Utilization of Coal Ash As Recycling Material Options in View Point of Geoenvironment

Disposed coal ash is result from the residual of coal refinery processes and become environmentalimportant issues. Coal ash consists of bottom ash and fly ash. The number of coal ash production is abundant, and can be considered as waste material if it is not effectively reused or recycled for other application. In engineering practice, utilization of fly ash as additive materials is limited and in small quantity while the disposal of fly ash is quite high. The major aim of this paper is to stress the characterization, classification and utilization of coal ash as recycling structural material in view point of geoenvironment. Also, to prove of coal ash contribution in geotechnical engineering, give benefit in engineering practice and also become as part of engineering material that is environmental friendly.

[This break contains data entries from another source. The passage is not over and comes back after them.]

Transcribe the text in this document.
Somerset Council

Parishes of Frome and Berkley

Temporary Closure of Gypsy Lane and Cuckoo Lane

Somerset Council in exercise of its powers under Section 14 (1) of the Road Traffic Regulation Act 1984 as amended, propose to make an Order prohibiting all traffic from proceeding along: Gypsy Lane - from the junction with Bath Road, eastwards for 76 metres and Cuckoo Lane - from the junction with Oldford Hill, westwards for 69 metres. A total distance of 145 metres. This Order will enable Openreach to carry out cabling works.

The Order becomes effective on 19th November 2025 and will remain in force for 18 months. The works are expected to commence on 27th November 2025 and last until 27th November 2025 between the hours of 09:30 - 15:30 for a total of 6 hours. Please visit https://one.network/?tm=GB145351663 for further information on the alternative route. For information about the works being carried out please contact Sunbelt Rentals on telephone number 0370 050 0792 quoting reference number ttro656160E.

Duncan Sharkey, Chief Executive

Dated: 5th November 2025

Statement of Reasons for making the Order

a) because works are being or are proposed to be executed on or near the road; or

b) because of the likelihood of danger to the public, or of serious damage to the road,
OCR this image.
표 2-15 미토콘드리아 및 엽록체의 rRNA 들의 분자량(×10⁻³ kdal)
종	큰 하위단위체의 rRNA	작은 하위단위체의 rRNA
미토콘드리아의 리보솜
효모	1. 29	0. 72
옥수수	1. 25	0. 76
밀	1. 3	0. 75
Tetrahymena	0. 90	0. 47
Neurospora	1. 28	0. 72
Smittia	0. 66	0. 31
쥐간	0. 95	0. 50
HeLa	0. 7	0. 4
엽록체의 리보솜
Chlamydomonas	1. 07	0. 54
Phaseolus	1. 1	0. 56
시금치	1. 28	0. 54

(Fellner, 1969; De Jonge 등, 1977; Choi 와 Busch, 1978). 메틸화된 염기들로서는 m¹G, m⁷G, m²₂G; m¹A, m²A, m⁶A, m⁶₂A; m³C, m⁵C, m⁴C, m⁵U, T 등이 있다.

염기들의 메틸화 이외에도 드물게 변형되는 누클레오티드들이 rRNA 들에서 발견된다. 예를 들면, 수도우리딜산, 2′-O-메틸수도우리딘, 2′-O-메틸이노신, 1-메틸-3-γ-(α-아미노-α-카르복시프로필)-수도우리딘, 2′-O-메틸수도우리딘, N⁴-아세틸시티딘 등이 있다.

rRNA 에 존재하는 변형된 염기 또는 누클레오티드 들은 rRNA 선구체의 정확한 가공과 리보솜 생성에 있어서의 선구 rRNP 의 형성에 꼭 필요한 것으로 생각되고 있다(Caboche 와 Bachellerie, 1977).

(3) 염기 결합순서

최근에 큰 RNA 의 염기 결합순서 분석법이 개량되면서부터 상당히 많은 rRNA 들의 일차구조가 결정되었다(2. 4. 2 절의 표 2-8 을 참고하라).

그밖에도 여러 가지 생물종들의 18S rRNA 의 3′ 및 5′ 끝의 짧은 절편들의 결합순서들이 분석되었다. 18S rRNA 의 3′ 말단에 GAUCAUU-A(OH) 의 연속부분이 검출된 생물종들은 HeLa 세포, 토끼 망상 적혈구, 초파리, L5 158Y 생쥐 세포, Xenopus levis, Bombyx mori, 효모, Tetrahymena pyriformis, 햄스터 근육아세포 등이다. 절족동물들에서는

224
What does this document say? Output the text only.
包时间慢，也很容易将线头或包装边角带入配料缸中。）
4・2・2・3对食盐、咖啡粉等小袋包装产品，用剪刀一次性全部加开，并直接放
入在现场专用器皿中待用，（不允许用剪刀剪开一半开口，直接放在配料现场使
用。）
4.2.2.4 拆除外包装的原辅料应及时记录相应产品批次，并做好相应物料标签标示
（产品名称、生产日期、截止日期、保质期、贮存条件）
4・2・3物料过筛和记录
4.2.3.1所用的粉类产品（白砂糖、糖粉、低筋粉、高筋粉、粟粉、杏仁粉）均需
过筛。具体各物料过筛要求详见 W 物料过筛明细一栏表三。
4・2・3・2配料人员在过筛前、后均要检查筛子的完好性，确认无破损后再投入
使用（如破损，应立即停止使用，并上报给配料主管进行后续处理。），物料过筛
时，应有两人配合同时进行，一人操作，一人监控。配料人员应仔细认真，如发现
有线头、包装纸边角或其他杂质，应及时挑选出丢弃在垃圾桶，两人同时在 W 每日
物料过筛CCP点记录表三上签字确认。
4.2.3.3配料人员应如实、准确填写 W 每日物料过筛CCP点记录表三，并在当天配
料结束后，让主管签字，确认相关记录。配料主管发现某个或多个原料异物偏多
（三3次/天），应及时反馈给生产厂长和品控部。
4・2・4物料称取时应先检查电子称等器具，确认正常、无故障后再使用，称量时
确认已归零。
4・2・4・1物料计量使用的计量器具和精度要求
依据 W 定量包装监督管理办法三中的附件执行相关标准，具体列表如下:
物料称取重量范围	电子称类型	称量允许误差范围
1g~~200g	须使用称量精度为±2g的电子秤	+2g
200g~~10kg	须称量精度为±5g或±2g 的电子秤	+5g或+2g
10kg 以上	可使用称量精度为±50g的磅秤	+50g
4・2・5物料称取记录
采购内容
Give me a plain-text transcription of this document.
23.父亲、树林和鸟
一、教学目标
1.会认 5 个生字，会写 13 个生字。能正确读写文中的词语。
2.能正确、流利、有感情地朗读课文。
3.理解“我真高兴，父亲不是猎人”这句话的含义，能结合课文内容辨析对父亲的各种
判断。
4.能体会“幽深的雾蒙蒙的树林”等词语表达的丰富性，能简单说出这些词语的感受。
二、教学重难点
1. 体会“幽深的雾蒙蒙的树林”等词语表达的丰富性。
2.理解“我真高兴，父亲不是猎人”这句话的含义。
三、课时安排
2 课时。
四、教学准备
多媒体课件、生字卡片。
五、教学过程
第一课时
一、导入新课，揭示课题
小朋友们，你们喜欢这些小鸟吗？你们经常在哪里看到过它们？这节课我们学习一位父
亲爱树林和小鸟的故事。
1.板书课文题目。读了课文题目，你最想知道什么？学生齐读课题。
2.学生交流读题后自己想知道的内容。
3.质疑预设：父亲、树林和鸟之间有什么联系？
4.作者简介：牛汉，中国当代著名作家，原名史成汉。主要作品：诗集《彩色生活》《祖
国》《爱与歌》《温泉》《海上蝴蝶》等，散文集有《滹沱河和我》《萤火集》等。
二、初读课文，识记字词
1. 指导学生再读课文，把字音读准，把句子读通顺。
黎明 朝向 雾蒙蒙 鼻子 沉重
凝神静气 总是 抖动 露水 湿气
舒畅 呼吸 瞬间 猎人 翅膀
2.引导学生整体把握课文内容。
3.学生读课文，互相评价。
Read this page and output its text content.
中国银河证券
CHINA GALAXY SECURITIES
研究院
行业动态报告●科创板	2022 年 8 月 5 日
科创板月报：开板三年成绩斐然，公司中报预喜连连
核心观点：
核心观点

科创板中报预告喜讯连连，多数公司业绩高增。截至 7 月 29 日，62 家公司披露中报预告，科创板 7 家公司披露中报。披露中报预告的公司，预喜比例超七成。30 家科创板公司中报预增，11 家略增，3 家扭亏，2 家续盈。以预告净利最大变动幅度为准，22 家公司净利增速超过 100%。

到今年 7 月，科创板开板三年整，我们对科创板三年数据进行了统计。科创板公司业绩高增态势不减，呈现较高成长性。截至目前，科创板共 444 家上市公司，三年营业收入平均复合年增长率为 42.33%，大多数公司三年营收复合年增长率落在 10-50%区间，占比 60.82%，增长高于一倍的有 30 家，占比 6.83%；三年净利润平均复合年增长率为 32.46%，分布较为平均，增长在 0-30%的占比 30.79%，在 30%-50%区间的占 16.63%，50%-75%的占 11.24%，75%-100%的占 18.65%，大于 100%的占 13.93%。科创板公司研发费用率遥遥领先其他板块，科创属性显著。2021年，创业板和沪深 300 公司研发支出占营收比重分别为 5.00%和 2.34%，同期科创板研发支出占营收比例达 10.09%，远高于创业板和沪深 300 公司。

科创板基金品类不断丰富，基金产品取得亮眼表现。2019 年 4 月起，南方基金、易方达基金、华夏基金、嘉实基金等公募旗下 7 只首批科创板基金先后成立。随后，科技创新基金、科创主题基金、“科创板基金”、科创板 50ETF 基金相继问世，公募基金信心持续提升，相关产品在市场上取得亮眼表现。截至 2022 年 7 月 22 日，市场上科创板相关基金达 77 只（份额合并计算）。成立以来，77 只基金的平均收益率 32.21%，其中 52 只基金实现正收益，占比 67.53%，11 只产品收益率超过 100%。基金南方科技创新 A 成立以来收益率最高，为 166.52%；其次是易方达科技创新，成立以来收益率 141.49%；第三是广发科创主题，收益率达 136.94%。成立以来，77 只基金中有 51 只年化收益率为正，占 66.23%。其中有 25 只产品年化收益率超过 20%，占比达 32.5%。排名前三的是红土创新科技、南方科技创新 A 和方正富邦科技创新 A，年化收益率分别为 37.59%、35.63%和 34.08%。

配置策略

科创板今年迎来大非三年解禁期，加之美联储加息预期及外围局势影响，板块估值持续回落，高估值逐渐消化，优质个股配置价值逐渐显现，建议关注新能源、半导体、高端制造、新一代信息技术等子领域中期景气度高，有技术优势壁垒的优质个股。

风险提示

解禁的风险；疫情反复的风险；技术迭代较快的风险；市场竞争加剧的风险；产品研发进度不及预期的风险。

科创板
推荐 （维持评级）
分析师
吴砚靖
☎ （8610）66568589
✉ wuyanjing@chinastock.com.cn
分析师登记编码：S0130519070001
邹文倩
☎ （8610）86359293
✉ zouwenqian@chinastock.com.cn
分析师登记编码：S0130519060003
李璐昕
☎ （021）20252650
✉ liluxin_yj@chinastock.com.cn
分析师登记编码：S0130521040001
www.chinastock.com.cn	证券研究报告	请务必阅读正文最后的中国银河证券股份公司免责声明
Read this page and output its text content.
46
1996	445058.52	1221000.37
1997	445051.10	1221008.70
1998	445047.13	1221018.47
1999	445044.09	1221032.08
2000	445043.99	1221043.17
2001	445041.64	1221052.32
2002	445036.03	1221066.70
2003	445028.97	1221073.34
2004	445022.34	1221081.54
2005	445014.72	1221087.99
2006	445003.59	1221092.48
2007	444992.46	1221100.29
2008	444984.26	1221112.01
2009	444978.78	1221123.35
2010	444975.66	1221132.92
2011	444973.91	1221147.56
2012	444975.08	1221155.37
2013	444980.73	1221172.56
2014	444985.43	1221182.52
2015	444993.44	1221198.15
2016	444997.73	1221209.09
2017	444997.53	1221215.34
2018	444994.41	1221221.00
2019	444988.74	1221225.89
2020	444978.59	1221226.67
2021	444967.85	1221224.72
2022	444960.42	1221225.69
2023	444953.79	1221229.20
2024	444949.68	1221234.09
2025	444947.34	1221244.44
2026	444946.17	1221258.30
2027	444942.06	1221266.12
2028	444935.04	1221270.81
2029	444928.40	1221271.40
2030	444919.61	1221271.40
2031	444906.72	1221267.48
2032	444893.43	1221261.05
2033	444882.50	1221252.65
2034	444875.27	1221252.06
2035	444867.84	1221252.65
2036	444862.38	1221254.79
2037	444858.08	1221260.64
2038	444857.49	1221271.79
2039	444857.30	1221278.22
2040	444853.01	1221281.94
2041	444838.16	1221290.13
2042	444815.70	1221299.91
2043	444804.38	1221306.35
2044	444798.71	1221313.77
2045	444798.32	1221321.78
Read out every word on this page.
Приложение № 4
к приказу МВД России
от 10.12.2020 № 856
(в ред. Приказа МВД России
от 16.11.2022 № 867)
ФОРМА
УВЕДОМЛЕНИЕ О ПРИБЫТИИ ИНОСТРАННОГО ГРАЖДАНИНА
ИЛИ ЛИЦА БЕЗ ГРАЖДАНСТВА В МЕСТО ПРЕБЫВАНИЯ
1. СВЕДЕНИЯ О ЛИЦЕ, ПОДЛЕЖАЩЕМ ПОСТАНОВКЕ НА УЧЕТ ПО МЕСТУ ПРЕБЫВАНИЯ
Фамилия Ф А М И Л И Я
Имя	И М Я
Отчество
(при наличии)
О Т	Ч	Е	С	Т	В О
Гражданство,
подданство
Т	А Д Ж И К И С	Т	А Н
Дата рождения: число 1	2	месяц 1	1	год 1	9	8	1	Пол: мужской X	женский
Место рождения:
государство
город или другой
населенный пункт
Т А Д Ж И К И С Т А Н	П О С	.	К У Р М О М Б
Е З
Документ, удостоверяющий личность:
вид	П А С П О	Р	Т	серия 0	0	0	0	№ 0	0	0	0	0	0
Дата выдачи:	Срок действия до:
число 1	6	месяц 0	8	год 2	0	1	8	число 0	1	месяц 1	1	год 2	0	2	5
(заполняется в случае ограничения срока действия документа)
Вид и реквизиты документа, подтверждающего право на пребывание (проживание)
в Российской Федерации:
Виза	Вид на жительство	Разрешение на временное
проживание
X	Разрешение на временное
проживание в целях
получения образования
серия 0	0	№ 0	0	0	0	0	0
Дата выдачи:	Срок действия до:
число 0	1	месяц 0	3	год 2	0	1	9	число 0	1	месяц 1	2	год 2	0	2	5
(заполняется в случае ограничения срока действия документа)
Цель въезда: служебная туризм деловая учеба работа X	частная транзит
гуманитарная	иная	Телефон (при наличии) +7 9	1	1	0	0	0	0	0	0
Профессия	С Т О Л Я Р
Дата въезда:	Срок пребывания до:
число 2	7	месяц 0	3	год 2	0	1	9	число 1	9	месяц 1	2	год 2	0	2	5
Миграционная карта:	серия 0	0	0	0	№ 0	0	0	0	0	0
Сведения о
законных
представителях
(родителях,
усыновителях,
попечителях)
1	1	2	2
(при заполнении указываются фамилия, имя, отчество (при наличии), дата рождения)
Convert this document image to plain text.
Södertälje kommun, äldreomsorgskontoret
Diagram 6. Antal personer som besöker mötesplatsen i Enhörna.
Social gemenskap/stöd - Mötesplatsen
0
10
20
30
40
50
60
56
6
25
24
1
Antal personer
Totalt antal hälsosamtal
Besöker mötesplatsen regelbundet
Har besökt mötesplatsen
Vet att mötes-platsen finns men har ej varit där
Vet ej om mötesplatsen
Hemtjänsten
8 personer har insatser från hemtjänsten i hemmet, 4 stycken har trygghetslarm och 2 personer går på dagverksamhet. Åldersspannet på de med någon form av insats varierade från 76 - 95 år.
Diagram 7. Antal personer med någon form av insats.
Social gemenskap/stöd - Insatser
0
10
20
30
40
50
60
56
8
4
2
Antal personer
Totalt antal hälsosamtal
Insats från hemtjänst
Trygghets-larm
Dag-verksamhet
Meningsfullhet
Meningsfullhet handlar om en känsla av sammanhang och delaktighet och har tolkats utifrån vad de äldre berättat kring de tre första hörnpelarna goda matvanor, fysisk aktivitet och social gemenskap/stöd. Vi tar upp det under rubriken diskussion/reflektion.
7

Material characteristics involve physical, mechanical, mineral composition and chemical properties, including environmental aspect by laboratory tests are presented. Uniaxial test, CBR test, sulphate resistance test and leaching test of heavy metal contents of coal ash as recycling structural material were also conducted to ensure environmentally acceptable based on Indonesian standard SNI. Fly ash is grouped in F class. Based on SNI-03-2460-1991, fly ash sample is available as additive material in concrete. Mix design of coal ash paving block is conducted toward several mixes, different volumes of coal ash and cement to grasp optimum utilization of coal ash and qualify minimum standard requirement of Indonesian standard SNI 03-0691-1996. Coal ash paving block with quality B, i.e. has compression strength 200 kg/cm2 can be mixed with fly ash adding 30% maximum as additive, or use of 50% fly ash as substitution with cement content is kept or using fly ash 30% and bottom ash 40%. Coal ash paving block samples resist to sulphate. Effect of addition of fly ash, bottom ash and lime on physical and mechanical properties can improve the index properties of soft soil sub grade layer, increases bearing capacity, as well as decreases swelling potential. Coal ash-soil mixture contains some heavy metals, but concentration values is still under boundary threshold of government act PP No. 20, 1990 about criteria of water quality in group D.